Other types of bonuses that a company can offer include:
Profit-sharing
Profit-sharing is a type of bonus where the company gives a particular percentage of their quarterly or annual profits to their employees. Companies usually determine the percentage you can get from profit-sharing by looking at factors such as annual salary and amount of time at the company.

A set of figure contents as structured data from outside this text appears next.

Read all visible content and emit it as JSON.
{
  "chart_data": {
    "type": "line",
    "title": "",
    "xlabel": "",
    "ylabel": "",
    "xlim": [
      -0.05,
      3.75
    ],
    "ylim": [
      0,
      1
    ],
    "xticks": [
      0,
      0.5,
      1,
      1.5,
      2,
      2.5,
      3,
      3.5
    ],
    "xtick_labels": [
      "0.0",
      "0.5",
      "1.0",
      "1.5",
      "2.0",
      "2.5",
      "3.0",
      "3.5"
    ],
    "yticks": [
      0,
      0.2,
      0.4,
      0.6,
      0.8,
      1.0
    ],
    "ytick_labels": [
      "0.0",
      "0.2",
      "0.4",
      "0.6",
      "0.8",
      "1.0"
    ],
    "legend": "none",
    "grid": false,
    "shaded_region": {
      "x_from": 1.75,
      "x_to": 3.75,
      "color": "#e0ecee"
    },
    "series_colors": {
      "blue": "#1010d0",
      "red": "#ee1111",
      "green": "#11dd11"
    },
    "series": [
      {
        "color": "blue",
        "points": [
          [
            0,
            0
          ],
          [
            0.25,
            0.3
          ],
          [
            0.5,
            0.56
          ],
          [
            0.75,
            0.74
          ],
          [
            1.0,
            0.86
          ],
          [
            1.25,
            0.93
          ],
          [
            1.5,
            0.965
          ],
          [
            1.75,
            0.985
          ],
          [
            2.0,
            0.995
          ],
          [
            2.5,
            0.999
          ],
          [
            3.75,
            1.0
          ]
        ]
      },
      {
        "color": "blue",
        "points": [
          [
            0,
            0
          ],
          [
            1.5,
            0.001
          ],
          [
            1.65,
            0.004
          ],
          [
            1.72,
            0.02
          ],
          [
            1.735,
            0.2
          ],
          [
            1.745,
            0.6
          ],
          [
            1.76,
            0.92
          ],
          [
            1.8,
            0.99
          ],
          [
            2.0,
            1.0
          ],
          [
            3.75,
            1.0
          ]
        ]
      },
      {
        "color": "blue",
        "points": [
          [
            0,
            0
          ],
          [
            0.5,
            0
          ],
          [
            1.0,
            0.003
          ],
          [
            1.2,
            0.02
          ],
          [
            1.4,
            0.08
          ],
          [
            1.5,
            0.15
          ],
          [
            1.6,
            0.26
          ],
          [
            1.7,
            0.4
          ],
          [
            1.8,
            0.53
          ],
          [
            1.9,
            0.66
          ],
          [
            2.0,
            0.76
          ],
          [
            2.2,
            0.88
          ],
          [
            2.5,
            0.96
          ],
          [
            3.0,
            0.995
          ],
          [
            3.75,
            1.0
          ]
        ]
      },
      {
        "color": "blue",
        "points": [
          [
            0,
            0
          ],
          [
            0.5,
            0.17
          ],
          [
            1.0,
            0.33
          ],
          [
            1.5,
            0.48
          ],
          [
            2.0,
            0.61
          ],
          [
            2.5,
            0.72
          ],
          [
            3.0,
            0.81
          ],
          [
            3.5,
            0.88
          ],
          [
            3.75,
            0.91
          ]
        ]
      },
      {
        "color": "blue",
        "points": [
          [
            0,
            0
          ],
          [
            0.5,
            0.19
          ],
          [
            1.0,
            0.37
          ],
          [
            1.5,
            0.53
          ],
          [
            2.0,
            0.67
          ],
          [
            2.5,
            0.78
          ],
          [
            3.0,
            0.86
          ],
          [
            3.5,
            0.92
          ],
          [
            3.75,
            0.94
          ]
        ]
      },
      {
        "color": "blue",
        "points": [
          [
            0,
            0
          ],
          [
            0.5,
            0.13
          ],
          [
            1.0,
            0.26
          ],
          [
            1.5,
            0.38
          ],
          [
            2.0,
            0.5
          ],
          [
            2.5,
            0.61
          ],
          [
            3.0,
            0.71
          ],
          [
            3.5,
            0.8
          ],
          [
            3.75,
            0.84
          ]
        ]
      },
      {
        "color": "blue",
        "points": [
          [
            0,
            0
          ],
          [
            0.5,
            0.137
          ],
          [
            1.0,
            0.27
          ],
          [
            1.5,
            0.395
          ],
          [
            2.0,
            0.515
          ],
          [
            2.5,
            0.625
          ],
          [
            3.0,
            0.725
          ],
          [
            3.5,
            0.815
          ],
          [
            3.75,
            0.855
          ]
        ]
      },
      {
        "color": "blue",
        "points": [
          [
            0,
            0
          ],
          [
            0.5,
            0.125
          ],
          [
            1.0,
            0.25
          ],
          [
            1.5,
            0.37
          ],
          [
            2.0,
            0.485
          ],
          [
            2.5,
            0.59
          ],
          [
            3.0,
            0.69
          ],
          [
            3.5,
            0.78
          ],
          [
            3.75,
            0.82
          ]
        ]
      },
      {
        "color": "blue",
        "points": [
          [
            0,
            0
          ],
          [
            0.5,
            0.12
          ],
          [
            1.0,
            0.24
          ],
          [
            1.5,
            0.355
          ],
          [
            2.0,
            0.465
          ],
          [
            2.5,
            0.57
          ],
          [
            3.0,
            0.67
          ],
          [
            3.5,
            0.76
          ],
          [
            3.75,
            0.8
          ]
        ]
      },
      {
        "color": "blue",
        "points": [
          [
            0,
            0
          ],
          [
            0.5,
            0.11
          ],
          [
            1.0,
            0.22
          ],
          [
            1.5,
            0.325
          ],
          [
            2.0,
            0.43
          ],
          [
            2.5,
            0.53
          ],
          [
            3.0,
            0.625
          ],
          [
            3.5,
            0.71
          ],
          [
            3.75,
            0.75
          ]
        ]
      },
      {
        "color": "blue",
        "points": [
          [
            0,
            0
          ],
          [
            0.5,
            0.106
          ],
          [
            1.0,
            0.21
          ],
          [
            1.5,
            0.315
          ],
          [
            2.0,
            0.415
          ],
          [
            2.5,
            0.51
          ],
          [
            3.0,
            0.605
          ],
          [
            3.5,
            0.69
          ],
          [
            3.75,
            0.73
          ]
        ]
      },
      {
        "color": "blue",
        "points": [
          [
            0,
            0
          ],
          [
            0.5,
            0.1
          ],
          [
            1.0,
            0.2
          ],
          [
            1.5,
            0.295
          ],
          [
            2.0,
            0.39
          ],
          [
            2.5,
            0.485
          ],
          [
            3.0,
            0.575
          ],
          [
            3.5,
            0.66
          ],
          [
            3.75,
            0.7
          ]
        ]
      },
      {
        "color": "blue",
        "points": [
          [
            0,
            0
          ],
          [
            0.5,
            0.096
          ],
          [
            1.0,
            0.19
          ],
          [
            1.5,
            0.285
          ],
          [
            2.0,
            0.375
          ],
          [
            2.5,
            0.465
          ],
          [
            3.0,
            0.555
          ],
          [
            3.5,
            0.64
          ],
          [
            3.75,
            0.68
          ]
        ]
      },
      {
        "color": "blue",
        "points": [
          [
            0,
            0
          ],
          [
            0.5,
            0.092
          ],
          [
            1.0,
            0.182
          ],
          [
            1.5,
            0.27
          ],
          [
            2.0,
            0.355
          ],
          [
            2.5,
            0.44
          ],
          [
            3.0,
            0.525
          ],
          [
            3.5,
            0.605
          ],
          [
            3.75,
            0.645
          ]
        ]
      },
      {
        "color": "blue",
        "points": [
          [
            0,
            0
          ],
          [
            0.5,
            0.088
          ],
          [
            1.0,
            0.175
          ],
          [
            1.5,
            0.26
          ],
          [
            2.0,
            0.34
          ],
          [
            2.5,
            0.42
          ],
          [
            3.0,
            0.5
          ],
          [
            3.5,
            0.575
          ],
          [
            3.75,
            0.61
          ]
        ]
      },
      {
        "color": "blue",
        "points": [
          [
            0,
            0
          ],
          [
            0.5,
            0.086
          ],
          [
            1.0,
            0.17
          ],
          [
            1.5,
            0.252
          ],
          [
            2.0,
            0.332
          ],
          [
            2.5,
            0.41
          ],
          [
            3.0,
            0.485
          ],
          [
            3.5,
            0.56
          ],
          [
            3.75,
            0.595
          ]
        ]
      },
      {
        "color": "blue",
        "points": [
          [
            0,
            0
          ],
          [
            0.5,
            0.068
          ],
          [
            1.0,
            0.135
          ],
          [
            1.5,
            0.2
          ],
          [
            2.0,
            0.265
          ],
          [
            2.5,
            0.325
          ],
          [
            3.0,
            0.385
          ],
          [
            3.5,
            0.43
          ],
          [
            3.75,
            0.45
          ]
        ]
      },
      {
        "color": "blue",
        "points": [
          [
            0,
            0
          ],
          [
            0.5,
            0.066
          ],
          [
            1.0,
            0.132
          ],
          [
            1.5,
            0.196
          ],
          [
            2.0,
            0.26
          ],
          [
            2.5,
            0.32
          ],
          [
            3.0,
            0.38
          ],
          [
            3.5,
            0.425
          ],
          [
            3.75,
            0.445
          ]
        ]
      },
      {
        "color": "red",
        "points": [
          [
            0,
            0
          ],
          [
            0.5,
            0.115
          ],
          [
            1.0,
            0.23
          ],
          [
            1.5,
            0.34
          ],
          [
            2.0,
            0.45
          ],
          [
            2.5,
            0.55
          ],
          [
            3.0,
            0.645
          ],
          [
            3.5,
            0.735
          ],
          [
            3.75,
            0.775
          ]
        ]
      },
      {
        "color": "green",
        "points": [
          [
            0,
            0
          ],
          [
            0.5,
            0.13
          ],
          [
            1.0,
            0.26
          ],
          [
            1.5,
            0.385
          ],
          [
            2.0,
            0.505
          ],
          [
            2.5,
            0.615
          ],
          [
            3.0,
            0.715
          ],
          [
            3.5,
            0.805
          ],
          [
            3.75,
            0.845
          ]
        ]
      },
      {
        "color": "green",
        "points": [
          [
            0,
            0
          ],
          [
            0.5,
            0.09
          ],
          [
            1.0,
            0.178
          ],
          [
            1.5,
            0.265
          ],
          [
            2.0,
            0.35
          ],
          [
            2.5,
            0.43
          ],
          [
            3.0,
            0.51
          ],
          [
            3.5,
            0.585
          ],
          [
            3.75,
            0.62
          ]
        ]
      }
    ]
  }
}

Employers can provide profit-sharing through cash payouts, deposits to financial plans or as part of a different bonus.
Annual bonus
Employers pay annual bonuses once a year and usually base them on overall job performance. Companies use bonuses at the end of a year to reward high achievers and retain employees. Sometimes employers include profit-sharing options in your annual bonus.
Spot bonus
A spot bonus is a financial reward for a particular action or project, usually something that’s beyond your usual job duties. For example, if you work in the IT department but help the marketing department create an online survey, you may qualify for a spot bonus. Spot bonuses are usually one-time payments, and their amount can vary based on the task you perform.
Signing bonus
Signing bonuses occur when you sign an employment contract for a new role. These bonuses may influence new candidates to join a company or persuade top performers to stay. Some signing bonuses come with a clause that if you leave a company before a particular date, you may need to pay the bonus back.
Retention bonus
Retention bonuses are similar to signing bonuses because employers give them to retain valuable talent. Employers can offer retention bonuses during acquisitions, mergers or other restructuring practices to encourage people to keep working at the company. While a signing bonus activates once you sign a contract, you have to work at the company until a predesignated date to receive a retention bonus.
Referral bonus
A referral bonus is a sum of money you receive for recommending candidates for positions at your company. You usually only get a referral bonus after the company hires the person you refer, and they remain at the company for a certain amount of time. Employers offer referral bonuses to find quality candidates, which means the bonuses are often a large amount of money.
How is a bonus different from a commission?
Both bonuses and commissions are types of non-guaranteed compensation that an employer rewards based on job performance. A commission directly relates to a sales quota and the amount of commission you receive varies by how well you meet that quota. While a company can link a bonus to job performance, it doesn’t always directly relate to your production and doesn’t scale like a commission.
This article is for informational purposes only and is not intended to constitute legal advice; you should consult with an attorney for any legal issues you may be experiencing.